ヨウムには毎回、偵察という名目で先立って向かわせるが、一人で解決できるなら解決してこいと命じてある。
「十八時間か……。さすがに今回は時間がかかったな」
シーモアは時計を確認しながら呟いた。
「え?」
「ライ先生と私ならこのミス、力業で魔力を叩き込んで五時間程度で潰せるかの?」
「え? いや、どう……でしょう。さらに暴走して二次災害を起こしては危険ですし、慎重にやって八時間くらい、いや十時間くらいですかね?」
話を振られ、慌てるライの姿からは自信のなさが伺える。
「遅かったのお。

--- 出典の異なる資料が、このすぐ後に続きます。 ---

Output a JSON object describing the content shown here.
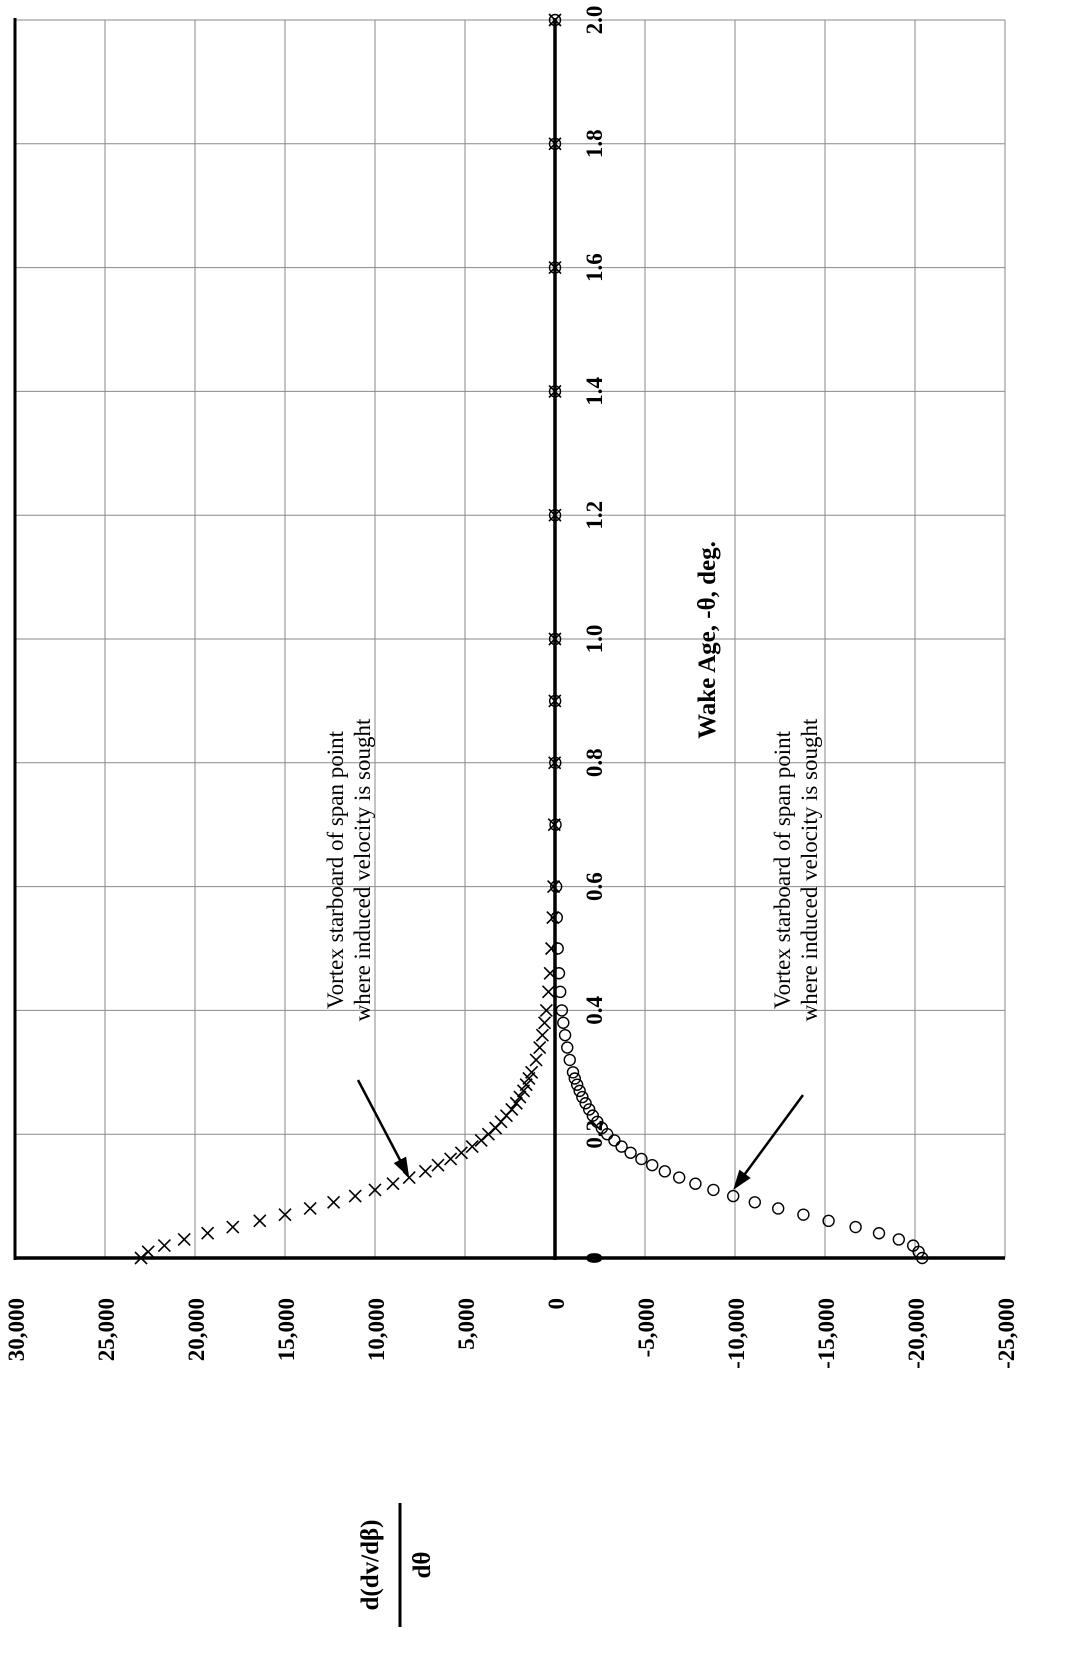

待ちくたびれたよ」
ライを後目に、シーモアはミスを消滅させて姿を現した背の低い男に声をかけた。
「申し訳ありません」
ヨウムはまったく悪びれた様子もなく、形式的に謝る。
「えっ!? ヨウム……先生?! 無事で? ミスは? え、あれ?」
予想外の状況に理解が追いつかず、すっときょとんとするライを放って、シーモアはヨウムが腕に大事に抱えるものに視線をやった。
思わず片眉がピクリと上がる。
「生存者です。保護と治療を」
「ほう。生きていると……。あのミスの中で」
思わず緩む口元を手で隠す。
「それは、素晴らしい」
「はい。とても素晴らしい生命力です」
本当に、とても素晴らしい魔力量だ
シーモアは手の下でニヤリと笑うのを抑えることができなかった。